Smuggling often conjures up images of rough individuals, bulkily transporting goods wrapped in nondescript brown tape, or travellers caught at airport security with suspiciously powdery substances. Or perhaps you envision a barrel, poorly hidden beneath hay in an ox cart, if your tastes run to the historical. But what, exactly, can one smuggle? Cigarettes, jewellery, narcotics?

What about greenhouse gases?

A 2021 investigation by the Environmental Investigation Agency (EIA) revealed that illegal hydrofluorocarbons (HFCs) smuggled into Europe might represent 20-30% of legal trade volumes. HFCs, used predominantly in everyday cooling appliances like refrigerators and air conditioners, are ironically up to 10,000 times more potent than CO2 as greenhouse gases. This smuggling trend is largely fueled by lax enforcement of the EU's F-gas Regulation.

In 2006, the EU enacted regulations to curb emissions from fluorinated gases, known for their high Global Warming Potential (GWP). The revised regulations aimed to slash HFC usage by 79% by 2030 via production cuts and fixed quotas. Despite these efforts, increased air conditioner use, spurred by rising temperatures since the 1980s, has kept HFC demand robust, leading to supply shortages and staggering price spikes. For instance, in 2018, the cost of HFC-404A skyrocketed to 1190% of its 2014 price. The quota system, favouring larger corporations, exacerbated this, breeding a thriving black market, particularly for HFCs from China, thanks to feeble customs enforcement at EU borders.

The tale of a well-meaning law failing spectacularly is hardly unique. Take, for example, Australia's own Environment Protection and Biodiversity Conservation Act of 1999, crafted to protect Australia’s flora, fauna, habitats, and significant places.
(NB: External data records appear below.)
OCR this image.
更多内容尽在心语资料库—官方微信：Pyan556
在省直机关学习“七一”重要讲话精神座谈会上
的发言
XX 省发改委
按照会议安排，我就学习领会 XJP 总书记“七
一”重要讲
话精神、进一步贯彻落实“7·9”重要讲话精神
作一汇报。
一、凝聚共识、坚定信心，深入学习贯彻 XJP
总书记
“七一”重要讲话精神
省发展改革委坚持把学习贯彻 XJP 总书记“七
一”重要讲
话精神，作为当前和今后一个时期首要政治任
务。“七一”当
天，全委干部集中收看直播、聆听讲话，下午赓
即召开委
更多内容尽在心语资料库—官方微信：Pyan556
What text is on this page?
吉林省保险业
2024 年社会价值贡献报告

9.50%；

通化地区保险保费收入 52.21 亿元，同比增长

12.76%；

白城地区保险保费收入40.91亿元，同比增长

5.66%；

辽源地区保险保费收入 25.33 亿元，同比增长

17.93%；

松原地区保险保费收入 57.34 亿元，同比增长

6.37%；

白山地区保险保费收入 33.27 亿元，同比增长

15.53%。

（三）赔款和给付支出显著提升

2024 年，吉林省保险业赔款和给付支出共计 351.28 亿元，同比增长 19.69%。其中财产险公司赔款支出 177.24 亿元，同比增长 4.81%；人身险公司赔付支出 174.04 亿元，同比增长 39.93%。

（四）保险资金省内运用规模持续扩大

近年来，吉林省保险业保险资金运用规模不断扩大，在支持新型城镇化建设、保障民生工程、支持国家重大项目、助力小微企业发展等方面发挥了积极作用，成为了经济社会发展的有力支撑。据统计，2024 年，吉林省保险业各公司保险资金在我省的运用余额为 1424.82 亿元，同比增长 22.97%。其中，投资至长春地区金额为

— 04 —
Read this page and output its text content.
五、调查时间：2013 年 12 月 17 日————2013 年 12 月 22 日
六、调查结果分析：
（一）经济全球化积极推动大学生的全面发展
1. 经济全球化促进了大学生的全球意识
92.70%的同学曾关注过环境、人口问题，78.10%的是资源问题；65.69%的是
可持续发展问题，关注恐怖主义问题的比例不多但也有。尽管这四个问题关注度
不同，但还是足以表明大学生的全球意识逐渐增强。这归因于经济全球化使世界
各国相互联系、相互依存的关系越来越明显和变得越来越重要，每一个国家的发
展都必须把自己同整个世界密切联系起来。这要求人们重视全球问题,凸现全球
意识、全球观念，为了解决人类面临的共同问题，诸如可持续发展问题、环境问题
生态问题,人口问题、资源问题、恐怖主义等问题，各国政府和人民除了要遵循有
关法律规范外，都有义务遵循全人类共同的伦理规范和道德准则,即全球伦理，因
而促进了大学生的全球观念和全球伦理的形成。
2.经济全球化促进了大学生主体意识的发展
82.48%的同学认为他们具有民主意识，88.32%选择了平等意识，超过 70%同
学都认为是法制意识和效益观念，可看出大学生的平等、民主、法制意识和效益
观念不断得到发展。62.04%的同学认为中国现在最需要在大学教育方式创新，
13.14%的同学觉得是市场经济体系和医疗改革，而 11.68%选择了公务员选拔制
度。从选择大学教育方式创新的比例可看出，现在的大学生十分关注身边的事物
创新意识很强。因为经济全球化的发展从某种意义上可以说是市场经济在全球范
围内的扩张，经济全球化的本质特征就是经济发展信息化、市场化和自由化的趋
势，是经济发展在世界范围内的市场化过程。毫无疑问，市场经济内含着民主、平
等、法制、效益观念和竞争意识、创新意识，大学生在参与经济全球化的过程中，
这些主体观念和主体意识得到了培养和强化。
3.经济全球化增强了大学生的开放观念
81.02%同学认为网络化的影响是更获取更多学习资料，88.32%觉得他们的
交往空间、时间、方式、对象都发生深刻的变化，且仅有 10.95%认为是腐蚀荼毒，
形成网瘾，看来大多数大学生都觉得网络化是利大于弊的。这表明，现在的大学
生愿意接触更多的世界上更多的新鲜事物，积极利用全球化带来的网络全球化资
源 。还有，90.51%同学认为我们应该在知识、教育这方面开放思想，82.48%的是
On paper, it was a promising step forward.

Yet, the EPBC Act has fallen significantly short of its protective aims. Since its inception, over 7.7 million hectares of habitat for threatened species have been destroyed. The act has shown itself particularly ineffective in preventing the clearance of lands home to endangered species like the koala and the greater bilby, highlighting systemic failures in stopping environmentally detrimental activities.

Furthermore, the Act has been criticised for its inadequate response to the broader challenges of climate change, exacerbating the impacts on biodiversity and ecosystems. The legislation often succumbs to industrial pressures, permitting extensive ecological damage from logging and mining activities. Critical ecosystems such as the Great Barrier Reef and the Murray-Darling Basin have suffered under its watch. 

A comprehensive review by Professor Graeme Samuel AC of Monash University has pointed out the desperate need for rigorous enforcement and clear, measurable standards for environmental protection. Without significant reforms, Australia's biodiversity continues to decline, adding to its distressing tally of one of the highest rates of mammal extinctions globally.

These cases exemplify the broader reluctance of nations to fully commit to environmental, social, and governance (ESG) principles. Other notable mentions include South Africa’s still-pending draft Climate Change Bill (2018) and controversial land reclamation projects in the Maldives, where even the government seems to contradict its own laws. Such examples might lead one to ponder the effectiveness of ESG initiatives—a topic we’ve explored before

In the end, laws are only as potent as their enforcers, and these enforcers are only as driven as their motivations. And when it comes to flouting the rules, motivation seems to be in abundant supply.